On Turning 23, My First Job (and Lapses of Insanity)
I guess, you could say, as a child I was wildly ambitious. I wanted to be an astronaut and a spy, and a doctor and soldier all at the same time—but who as a child wasn't so naive and carefree?
In my head, by the time I hit 23, I would have it all figured out. A life map laid out in front of me and I all I had to do was not screw up and everything would fall into place.
I was wrong. At 23, I now know only one thing: I have walked into a cliche and am as lost as ever.
All I knew (for a while) was that I was tired more often than not. I stopped waking up in time for work. I didn't finish the poetry that I started to write (despite how promising they seemed). I've left three stories hanging in my head; three film plots, one potential play. I couldn't seem to find it in myself to have the energy to do the things that I loved; the most surprising of all of this was that I couldn't write. The only things I did finish were the books I drowned myself in. That, to be honest, was my saving grace. Without these books, I think I could've gone crazy.
Whatever it was, this shadow that came over me, it started to manifest in a lot of ways, bleeding through the cracks that seemed to hold me together, seeping into my relationships, my work, my personal life. This resulted in: a lack of enthusiasm in almost everything: work, the projects I was doing with friends, my writing; a constant need to be away; my lack of energy to be around other people; a detachment from even my best of friends; short-temperedness directed at the littlest of things; and an apparent unhappiness (the kind so tangible, you can feel it).
It had gotten so bad, that I spent the morning of my birthday crying over an anxiety I couldn't place.
I knew something was wrong. I just couldn't figure out what, much worse how to fix it.
A Rude Awakening
I spent the eve of my birthday trying to beat a deadline at the office and leaving at around 11:50 pm, 10 minutes before turning 23, telling my Art Director that I did not want to spend my birthday there.
I realized then and there, that I was done. That right there was the root of all my unhappiness. This was not how I wanted to live my life. In an office that I was no longer happy working for, doing a job I felt was not contributing to society (in any way), for people whose philosophies were so different from mine.
I wanted to make a difference, I've known this for so long.

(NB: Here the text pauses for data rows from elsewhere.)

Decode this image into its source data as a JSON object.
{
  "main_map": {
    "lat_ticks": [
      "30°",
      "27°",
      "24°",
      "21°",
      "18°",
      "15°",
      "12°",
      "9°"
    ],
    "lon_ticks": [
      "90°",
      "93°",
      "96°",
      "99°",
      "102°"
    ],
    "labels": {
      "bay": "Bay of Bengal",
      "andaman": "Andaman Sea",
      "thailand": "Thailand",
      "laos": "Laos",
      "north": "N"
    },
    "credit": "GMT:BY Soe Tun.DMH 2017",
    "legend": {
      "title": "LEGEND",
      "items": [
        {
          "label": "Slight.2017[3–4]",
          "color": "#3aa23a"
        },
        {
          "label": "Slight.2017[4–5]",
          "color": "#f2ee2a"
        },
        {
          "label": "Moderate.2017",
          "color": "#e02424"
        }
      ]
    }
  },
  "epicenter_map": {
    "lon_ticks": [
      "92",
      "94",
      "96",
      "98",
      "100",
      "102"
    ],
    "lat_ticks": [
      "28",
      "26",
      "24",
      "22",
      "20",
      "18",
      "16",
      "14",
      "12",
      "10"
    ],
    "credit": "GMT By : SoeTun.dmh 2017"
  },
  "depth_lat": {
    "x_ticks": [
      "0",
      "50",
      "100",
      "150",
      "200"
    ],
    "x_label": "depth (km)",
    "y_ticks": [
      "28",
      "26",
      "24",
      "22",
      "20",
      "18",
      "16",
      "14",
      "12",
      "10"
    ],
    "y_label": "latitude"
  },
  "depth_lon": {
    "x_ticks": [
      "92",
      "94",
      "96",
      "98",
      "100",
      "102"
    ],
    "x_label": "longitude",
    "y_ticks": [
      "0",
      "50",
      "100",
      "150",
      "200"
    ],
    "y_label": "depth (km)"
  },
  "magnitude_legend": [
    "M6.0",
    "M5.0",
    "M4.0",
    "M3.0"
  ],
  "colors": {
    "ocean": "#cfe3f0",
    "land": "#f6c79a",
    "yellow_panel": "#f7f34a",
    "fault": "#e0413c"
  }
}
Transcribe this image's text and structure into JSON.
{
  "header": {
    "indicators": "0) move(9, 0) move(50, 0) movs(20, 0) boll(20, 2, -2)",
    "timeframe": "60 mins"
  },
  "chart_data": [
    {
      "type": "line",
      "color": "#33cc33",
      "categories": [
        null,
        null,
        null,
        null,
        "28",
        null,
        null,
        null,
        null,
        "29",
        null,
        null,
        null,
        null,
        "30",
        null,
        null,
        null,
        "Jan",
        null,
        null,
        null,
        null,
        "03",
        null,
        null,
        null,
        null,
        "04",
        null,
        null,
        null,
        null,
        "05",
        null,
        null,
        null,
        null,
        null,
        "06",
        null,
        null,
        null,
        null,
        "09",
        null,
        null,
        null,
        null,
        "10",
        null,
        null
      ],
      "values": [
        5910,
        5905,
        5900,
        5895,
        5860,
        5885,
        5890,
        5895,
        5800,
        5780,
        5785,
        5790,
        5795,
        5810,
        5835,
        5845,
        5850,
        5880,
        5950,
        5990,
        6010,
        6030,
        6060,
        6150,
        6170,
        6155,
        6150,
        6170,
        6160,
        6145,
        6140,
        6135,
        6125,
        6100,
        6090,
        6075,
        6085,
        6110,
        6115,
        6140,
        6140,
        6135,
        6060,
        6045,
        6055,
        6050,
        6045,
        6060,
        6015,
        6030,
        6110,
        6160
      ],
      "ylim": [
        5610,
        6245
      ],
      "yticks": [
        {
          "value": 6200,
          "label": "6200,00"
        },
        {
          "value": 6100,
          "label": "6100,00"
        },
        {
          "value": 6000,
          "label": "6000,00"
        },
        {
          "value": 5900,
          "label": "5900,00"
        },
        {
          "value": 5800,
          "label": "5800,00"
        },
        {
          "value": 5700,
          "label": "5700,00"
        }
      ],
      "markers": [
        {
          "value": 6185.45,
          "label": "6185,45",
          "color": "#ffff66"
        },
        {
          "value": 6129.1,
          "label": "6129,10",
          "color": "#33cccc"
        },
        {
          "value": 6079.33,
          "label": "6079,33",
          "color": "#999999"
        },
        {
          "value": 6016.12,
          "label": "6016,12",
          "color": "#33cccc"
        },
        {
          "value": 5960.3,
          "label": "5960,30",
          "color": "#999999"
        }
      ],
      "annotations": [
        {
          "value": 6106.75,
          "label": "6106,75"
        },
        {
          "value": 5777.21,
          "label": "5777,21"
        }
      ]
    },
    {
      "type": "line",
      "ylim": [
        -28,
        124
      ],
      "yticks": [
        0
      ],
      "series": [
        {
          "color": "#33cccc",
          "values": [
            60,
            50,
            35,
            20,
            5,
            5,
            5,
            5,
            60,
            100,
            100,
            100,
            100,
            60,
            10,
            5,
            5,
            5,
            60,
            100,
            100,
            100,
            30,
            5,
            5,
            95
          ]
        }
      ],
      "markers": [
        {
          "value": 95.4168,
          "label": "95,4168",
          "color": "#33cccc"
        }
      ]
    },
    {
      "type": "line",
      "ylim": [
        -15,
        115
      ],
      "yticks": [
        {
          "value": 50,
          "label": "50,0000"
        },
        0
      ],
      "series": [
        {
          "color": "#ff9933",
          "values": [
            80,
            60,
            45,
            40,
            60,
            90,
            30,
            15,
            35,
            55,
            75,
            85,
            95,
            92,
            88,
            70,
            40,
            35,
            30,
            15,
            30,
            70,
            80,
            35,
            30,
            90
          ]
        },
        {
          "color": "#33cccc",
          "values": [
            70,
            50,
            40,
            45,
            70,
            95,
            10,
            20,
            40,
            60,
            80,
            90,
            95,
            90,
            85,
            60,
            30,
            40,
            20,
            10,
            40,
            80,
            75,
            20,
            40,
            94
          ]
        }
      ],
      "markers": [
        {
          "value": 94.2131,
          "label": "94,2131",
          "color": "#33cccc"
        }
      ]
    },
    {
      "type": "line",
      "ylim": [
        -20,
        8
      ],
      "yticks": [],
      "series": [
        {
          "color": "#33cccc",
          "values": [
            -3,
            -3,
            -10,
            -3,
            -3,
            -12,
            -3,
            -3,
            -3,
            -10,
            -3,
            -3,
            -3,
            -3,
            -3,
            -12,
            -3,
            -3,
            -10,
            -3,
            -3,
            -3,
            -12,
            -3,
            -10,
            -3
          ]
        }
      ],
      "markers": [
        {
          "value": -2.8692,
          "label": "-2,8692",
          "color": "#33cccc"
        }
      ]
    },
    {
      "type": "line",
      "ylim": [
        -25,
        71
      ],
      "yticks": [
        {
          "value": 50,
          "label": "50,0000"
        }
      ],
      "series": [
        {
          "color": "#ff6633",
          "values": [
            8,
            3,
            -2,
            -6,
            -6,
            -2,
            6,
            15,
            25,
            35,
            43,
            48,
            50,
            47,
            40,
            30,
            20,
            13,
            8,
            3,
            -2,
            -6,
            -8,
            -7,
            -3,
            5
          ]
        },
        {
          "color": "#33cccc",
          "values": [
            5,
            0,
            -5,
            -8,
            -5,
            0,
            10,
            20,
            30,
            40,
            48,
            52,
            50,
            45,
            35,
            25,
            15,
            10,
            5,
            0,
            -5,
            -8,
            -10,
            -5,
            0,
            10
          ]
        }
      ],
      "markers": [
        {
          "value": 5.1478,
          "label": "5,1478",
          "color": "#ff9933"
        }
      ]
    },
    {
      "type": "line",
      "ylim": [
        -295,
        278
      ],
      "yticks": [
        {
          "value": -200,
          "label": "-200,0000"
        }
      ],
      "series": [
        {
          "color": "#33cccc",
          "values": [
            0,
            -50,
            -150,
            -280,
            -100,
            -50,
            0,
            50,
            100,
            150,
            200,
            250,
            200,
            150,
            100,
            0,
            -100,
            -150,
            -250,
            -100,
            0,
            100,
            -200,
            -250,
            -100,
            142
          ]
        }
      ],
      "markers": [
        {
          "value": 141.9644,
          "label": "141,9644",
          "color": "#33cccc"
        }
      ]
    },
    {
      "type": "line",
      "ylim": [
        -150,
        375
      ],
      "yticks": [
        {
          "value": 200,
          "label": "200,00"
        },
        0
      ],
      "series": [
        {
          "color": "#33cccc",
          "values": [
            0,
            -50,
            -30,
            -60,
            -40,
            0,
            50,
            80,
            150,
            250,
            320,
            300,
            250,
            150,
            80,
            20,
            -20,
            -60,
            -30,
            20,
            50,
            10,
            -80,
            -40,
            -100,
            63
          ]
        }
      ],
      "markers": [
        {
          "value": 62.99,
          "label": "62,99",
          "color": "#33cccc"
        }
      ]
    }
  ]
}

But I knew that it wasn't going to happen inside the walls of my office (in a place I could not even call home).
I got home, June 9, midnight. Turned 23 in the car. And then decided to spend the rest of the day at an Art Museum with my family, away from everything.
This is one of the biggest decisions I've made; a complete change in my career. I'm leaving my stable job in publishing, to delve into development and film production (with the hopes that one day I can get to produce my own Documentary Series about the advocacies i feel strongly about). I would be lying if I didn't say that I am currently shit scared and constantly worrying about money (especially because I promised to help send my sister to Italy for her birthday, and am considering adopting a new dog soon); and my future.
But if anything at all, I feel hopeful. I feel like since I've made the decision to pursue development and production, things have started falling into place.
Yesterday, I met with one of the founders of Works of Heart, and I've signed on to be one of their writers. Tomorrow, the producers of Stages of Love 2015 are semi-announcing something big. And on Wednesday, I have a meeting with a potential client for Arete Productions (the production company Tony and I put together in college).
I know for a fact that all my decisions starting now have to be calculated, and that it's going to be tough. It's going to be hell. But I feel hopeful. More hopeful than I have in a long time. I just hope that with this decision, I will feel as at ease with myself, the way I did when I spent my 23rd birthday in the arms of an art gallery with the people I love.